We should be hated and feared by the enemies of freedom. We should never bow to them, never apologize to them, never play the game they want us to play. Their hate is a badge of honor. Their fury and abuse are signs of our effectiveness. The people on the right whom the left love most are those who gore their oxen the least. These soft conservatives don’t dare upset politically correct pieties. They wouldn’t dream of challenging our government and law enforcement officials to stop peddling soothing falsehoods about the global jihad and Islamic supremacism, or of calling the Muslim community in the U.S. to account for the 80% of mosques that teach jihad and hatred of infidels, and for the Muslim Brotherhood ties of major Islamic groups in this country. Instead, they peddle the same false narrative, spending their time retailing crowd-pleasing fictions about the vast majority of moderate Muslims who are proudly American and accept constitutional freedoms, and whose vocal and vociferous and active support for anti-terror measures is no doubt right around the corner.

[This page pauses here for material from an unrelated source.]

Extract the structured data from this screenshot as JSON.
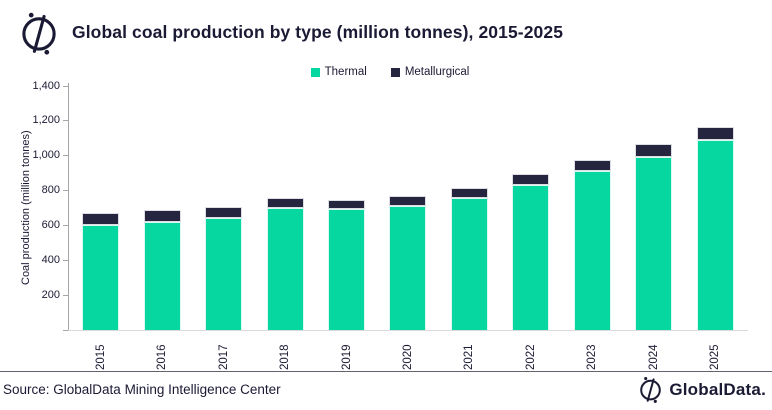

This is a false hope. Ten years after 9/11, and we are still waiting for this large cadre of moderate Muslims to begin fighting against their violent and supremacist coreligionists. And twenty years after 9/11, we will still be waiting.
It is time to give up false hopes and stop playing defense against the Islamic supremacists and the left. That is Andrew Breitbart’s lesson, and his legacy. May we all emulate him, and may his memory be eternal.